LA MEMOIRE INVOLONTAIRE

Nittis, Petit déjeuner dans le jardin Dès les premières ébauches du Contre Sainte-Beuve, en 1909, le thème de la mémoire involontaire fait son apparition dans le cadre du réveil du Narrateur. Au sortir du sommeil profond de la nuit, les sensations physiques qu'il éprouve le font se remémorer les lieux où il a dormi autrefois. A partir de ce moment, le récit se développe et va donner naissance au roman dont sortira la future Recherche. Proust continuera en effet d'exploiter ce thème et, dès le début de Du côté de chez Swann, le fameux épisode de la "madeleine trempée dans du thé" par le Narrateur ressuscite aussitôt "Combray et ses environs" et par là même, toute son enfance.

Dans le Temps retrouvé, les souvenirs liés la mémoire involontaire jouent un rôle déterminant dans la vocation du Narrateur. Revenu à Paris, après la guerre, il va revivre son passé, grâce à une série de réminiscences de ce type, lors de la matinée chez la Princesse de Guermantes.

Lorsqu'il bute dans la cour de son hôtel sur des pavés "mal équarris", il éprouve une félicité comparable à celle qu'il avait ressentie par l'intermédiaire de la madeleine. Cette fois, c'est Venise où il avait trébuché sur deux dalles inégales du baptistère de Saint-Marc qui lui est restituée dans sa totalité.

Ensuite, dans la bibliothèque de la Princesse de Guermantes, il entend le bruit fait par un maître d'hôtel en heurtant une cuiller contre une assiette. Aussitôt, la sensation de félicité revient, liée à une rangée d'arbres entrevus au moment d'une panne du train dans lequel il se trouvait, en rase campagne, et qu'un employé avait réparée en donnant des coups de marteau dont le bruit était proche de celui de la cuiller frappant contre l'assiette.

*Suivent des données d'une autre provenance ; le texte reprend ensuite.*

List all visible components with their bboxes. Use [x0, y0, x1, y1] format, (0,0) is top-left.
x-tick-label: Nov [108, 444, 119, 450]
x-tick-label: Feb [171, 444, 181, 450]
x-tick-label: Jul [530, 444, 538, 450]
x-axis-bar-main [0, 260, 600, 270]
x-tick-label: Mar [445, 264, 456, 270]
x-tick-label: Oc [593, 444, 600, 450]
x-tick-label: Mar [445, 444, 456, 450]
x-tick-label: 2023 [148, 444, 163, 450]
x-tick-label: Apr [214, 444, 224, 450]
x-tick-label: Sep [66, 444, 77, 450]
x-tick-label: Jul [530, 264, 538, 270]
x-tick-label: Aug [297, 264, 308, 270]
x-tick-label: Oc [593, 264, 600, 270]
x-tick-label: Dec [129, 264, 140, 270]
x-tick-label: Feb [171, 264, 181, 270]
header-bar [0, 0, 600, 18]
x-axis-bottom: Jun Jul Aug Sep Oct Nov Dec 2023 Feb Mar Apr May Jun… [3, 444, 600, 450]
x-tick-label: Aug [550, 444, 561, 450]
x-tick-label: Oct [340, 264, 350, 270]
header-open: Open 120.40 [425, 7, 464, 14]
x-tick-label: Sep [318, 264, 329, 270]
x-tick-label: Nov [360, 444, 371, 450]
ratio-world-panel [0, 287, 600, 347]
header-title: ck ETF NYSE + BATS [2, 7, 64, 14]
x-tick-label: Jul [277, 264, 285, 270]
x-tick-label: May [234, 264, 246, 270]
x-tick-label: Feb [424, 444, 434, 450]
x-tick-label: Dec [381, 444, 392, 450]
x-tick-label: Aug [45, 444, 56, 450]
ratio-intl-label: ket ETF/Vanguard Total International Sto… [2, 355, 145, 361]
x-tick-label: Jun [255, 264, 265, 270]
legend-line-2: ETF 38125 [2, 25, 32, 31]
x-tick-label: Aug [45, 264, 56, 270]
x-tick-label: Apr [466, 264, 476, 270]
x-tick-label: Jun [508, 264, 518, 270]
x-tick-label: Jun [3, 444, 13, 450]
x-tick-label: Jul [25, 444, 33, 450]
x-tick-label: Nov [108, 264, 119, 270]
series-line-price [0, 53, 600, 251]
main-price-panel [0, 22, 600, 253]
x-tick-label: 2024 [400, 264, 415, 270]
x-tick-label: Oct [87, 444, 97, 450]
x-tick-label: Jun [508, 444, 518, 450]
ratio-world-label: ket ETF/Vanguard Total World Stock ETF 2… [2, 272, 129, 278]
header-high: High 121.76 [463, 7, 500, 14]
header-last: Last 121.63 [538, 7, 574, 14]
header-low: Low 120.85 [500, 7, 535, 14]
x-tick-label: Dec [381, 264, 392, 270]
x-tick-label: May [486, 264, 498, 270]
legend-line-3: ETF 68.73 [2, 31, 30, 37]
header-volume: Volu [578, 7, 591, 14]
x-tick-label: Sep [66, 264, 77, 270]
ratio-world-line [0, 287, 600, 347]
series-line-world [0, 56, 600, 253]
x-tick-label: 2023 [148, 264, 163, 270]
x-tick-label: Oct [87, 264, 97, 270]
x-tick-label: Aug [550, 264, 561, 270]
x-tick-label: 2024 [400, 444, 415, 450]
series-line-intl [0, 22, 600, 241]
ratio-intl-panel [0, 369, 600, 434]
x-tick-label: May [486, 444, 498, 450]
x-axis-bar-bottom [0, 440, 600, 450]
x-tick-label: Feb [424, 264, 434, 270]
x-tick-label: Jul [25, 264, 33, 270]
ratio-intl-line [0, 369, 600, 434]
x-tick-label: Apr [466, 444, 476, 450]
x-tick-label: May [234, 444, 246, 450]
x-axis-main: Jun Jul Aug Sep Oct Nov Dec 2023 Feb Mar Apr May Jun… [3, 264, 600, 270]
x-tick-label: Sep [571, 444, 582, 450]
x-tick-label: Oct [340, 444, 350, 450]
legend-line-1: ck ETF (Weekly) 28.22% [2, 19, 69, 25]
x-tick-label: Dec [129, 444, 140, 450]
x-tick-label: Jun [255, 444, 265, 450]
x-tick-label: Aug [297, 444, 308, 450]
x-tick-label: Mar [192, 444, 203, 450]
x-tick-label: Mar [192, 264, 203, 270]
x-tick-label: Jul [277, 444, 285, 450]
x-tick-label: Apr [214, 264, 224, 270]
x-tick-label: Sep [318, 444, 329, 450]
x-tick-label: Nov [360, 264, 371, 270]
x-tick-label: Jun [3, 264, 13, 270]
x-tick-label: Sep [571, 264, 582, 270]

Enfin, une réminiscence tactile provoquée par le contact d'une serviette de table ayant le même "genre de raideur et d'empesé" que celle de la serviette de toilette donnée par une maître d'hôtel de Balbec, fait revivre pour un instant le premier séjour au bord de la mer.

Après ces résurrections de Venise, de la campagne et de Balbec, le Narrateur, constate que l'œuvre d'art est le seul moyen d'analyser les sensations Cette interprétation est d'ailleurs confirmée par la lecture, dans la bibliothèque, d'un passage de François le Champi de George Sand qui le replonge dans son enfance où il revit la scène du baiser du soir maternel contrariée par la présence de Swann, relatée dans Combray. Or Le Temps retrouvé s'achève sur le départ des invités de la matinée de la Princesse de Guermantes qui évoque aussitôt le tintement de la clochette annonçant le départ de Swann qui permettait enfin à la mère du Narrateur de venir l'embrasser.

La boucle est donc bouclée. Le Narrateur se rend compte alors qu'il doit remonter le Temps pour réaliser enfin sa vocation d'écrivain.